I-filed I-filed 4:02 pm 29 Aug 09

MrPC said :

Couch surfing/being stuck in share housing, or couch surfing when homeless. It’s much the same thing. Sure, slightly more dignity, but only slightly.

I noticed two of Canberra’s uber-rich people (dodgy eco-zillionaires) advertising for couches to sleep on, on a trip they were taking to the US — so they clearly don’t regard couch surfing, at least while travelling, as infra dig!

caf caf 3:33 pm 29 Aug 09

I supposed cafe latte’s will be delivered, pizza will be brought in, and a couple of bottles of good merlot will be a given?

Meanwhile, you are doing what exactly to help anyone apart from yourself?

Thought so.

MrPC MrPC 3:32 pm 29 Aug 09

Couch surfing/being stuck in share housing, or couch surfing when homeless. It’s much the same thing. Sure, slightly more dignity, but only slightly.
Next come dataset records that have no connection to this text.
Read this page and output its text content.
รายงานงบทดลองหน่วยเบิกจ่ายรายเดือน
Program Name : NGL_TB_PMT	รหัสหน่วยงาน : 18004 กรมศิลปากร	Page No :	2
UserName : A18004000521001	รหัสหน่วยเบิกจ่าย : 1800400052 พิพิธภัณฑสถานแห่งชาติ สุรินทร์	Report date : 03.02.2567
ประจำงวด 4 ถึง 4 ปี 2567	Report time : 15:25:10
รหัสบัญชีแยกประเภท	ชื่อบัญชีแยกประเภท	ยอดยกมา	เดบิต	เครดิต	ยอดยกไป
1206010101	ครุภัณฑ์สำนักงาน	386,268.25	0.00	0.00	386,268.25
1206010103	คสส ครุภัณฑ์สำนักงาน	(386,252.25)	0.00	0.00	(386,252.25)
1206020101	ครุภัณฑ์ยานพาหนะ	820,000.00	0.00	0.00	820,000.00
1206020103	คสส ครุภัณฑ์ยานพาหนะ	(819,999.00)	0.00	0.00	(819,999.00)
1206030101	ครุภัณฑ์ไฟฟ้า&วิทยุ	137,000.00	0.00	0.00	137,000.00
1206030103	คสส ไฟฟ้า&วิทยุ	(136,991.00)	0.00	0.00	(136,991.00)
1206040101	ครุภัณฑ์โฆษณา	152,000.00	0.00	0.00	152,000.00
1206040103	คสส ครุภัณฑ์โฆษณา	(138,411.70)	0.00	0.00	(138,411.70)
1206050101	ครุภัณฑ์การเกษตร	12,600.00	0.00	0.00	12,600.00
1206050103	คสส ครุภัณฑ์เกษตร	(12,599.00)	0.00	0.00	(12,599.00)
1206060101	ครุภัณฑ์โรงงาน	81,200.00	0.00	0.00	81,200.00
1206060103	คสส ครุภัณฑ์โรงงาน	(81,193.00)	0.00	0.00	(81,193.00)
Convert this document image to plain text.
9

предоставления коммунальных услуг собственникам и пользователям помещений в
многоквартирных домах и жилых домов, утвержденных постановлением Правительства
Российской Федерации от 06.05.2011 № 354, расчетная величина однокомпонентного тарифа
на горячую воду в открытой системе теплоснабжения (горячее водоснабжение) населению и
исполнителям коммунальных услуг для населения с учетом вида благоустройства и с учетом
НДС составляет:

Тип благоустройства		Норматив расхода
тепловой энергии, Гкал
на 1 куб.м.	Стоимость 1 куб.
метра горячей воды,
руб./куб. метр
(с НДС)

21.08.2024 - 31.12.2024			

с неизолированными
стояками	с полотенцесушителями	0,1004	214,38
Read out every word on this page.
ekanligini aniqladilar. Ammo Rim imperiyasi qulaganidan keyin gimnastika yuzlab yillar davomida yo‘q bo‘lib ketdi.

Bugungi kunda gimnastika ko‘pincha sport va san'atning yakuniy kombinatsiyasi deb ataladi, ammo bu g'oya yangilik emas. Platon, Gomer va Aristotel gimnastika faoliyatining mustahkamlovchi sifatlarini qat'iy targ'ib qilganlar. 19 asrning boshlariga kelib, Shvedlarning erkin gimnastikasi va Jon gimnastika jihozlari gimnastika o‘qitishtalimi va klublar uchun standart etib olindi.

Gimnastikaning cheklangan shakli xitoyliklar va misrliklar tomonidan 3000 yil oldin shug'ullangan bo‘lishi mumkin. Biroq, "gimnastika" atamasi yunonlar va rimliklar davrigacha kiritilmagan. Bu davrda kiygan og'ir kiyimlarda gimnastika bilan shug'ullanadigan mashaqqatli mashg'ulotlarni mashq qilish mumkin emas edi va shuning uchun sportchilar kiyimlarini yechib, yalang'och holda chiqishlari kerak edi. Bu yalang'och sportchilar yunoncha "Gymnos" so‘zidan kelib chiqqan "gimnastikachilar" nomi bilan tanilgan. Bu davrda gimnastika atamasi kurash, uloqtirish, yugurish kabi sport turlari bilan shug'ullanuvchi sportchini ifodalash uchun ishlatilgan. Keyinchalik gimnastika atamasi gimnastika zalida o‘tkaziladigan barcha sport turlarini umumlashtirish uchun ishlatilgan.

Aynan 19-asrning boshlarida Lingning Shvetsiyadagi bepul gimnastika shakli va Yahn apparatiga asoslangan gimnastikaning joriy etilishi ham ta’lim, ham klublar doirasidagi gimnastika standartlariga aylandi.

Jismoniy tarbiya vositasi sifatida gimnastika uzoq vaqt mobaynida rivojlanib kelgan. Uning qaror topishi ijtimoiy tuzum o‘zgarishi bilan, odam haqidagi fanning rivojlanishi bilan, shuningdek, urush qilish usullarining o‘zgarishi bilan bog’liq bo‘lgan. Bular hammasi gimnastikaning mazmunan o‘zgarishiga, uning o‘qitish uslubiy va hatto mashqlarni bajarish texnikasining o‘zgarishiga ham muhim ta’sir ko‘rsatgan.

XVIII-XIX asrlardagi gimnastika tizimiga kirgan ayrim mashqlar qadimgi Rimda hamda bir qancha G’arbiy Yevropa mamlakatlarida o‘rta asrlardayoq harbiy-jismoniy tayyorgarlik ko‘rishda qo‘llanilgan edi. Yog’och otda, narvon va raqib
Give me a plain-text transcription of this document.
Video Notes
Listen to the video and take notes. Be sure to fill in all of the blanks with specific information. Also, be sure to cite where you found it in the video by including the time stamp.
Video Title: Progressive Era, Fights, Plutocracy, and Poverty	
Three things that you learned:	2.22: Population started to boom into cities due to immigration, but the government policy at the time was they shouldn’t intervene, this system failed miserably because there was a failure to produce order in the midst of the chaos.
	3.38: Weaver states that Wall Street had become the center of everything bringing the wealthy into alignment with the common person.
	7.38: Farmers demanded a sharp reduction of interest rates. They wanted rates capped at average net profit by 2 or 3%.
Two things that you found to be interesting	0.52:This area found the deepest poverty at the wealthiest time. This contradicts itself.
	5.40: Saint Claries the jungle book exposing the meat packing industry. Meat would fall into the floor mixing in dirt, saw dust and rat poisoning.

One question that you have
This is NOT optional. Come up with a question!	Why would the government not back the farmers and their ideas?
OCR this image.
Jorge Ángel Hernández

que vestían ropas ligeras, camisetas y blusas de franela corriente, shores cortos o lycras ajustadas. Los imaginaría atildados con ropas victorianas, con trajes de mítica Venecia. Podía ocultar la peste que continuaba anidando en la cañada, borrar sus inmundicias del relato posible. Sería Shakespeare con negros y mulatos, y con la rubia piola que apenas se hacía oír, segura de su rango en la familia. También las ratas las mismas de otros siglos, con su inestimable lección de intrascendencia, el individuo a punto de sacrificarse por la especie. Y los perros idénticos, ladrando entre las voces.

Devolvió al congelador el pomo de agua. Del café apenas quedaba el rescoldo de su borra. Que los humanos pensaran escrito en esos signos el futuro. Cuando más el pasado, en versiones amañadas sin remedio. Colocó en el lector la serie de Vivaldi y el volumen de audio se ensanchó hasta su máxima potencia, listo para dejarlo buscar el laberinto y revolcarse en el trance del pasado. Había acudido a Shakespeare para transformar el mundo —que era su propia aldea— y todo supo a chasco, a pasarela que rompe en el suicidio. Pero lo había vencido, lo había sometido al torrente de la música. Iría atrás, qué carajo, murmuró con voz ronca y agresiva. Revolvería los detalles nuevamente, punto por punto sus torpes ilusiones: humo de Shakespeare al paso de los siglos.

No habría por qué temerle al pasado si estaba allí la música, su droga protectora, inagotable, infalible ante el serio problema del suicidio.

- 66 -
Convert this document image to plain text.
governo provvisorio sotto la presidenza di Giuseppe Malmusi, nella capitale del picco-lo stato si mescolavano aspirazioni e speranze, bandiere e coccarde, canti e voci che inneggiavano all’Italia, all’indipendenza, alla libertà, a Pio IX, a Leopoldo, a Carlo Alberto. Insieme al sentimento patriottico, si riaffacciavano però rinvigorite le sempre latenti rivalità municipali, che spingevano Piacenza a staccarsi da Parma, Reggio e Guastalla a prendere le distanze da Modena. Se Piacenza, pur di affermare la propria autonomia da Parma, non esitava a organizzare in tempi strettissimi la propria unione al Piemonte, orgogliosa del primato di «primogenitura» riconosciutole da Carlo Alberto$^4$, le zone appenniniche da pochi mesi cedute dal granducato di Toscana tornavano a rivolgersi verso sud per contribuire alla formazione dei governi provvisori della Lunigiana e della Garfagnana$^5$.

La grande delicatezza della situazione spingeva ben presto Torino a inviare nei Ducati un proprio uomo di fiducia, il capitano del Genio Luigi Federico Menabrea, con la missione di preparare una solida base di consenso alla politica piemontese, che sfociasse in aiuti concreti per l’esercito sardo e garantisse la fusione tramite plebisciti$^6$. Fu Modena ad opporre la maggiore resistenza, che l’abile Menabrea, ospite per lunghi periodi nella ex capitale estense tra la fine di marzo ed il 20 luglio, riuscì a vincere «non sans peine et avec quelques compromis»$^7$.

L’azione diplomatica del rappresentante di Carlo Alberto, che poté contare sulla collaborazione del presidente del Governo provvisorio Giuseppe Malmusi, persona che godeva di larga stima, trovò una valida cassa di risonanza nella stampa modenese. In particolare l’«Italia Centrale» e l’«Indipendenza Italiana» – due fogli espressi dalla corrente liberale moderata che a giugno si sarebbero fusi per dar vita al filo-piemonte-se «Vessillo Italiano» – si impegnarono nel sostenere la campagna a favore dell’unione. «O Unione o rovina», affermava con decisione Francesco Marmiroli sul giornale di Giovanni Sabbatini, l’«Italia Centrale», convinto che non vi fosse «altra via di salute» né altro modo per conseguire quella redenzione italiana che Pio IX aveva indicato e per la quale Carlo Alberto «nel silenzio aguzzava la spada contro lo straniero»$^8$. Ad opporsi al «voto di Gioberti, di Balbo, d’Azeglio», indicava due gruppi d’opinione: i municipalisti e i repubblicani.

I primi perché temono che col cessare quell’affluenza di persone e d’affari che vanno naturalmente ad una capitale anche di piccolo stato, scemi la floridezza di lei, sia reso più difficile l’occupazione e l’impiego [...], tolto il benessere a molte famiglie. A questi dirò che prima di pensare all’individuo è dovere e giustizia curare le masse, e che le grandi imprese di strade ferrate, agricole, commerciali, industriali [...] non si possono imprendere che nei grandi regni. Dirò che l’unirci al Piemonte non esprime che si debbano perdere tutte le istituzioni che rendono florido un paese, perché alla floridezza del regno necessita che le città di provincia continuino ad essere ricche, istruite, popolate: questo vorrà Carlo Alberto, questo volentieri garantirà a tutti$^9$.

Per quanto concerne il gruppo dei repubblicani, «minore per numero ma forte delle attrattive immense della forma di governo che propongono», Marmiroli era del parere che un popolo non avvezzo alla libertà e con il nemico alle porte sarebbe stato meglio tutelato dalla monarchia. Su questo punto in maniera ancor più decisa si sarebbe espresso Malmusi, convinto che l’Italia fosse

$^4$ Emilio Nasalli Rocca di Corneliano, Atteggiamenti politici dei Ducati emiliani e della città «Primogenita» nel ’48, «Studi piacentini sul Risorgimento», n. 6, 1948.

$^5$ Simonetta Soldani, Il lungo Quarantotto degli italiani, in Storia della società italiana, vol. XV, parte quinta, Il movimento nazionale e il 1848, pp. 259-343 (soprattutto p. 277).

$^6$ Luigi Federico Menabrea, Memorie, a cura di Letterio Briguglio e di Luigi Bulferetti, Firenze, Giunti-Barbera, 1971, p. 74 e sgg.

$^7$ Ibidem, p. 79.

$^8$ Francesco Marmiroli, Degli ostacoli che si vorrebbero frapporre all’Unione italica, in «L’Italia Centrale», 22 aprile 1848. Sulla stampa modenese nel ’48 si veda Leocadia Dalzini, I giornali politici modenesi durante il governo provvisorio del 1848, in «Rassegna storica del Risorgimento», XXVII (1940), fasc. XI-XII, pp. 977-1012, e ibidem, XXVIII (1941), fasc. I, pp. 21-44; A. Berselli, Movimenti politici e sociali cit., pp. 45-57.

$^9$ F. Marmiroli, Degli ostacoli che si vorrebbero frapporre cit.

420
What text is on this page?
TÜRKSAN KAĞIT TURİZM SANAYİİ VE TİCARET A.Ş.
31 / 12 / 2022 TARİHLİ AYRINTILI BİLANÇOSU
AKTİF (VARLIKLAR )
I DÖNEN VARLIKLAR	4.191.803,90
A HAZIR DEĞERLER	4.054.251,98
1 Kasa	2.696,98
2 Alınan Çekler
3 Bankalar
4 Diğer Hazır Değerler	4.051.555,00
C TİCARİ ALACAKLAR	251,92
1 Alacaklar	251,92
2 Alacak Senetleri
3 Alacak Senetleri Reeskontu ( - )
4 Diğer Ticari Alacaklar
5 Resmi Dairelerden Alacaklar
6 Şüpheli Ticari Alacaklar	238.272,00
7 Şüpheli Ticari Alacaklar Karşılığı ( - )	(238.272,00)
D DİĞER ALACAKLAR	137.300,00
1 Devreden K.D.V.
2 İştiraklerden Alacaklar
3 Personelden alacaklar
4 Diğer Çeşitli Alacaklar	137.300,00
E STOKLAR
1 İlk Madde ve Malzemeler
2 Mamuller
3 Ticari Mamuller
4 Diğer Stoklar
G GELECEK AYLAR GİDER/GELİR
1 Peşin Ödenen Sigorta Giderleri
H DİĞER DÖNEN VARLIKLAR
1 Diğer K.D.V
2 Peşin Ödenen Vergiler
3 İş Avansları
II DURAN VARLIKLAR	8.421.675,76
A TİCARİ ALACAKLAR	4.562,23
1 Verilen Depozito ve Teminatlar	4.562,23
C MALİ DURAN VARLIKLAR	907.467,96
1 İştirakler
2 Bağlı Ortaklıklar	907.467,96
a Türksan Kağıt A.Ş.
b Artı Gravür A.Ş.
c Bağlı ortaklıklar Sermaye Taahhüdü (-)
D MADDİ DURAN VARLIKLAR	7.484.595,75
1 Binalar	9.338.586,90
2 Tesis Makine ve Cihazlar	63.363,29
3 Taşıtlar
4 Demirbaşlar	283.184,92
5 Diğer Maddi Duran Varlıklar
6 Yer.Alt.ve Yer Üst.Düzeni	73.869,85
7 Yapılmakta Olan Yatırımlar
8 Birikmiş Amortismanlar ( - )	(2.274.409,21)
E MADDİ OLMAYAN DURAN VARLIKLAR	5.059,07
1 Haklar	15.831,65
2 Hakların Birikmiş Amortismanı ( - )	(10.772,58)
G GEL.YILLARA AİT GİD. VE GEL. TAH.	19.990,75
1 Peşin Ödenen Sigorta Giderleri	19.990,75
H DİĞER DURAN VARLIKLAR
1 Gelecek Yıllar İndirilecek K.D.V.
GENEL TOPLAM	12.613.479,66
BerraBoy68 BerraBoy68 2:21 pm 29 Aug 09

Ivan76 said :

Bereaboy I think you’ll find the homeless youth don’t have the option to live with their parents rather they almost certainly come from broken homes with drug addiction problems, But thanks for nailing the typical Canberran response.
.

R-read my post Ivan, then comment. I wasn’t talking about the homeless in my first para, I was responding to MrPC’s comment on Generation Y and his expectations on salary and home ownership. It’s never a good idea to get a posters comments twisted.

I have a family member who have been homeless since 14 due to her having family issues and she ended up in prostitution and hard drugs. My own family and I have called in numerous favours over the years to help this girl out with accommodation and a job just to have it blow up in my face. So please don’t nail down my comments as being ‘typical Canberra’ anything.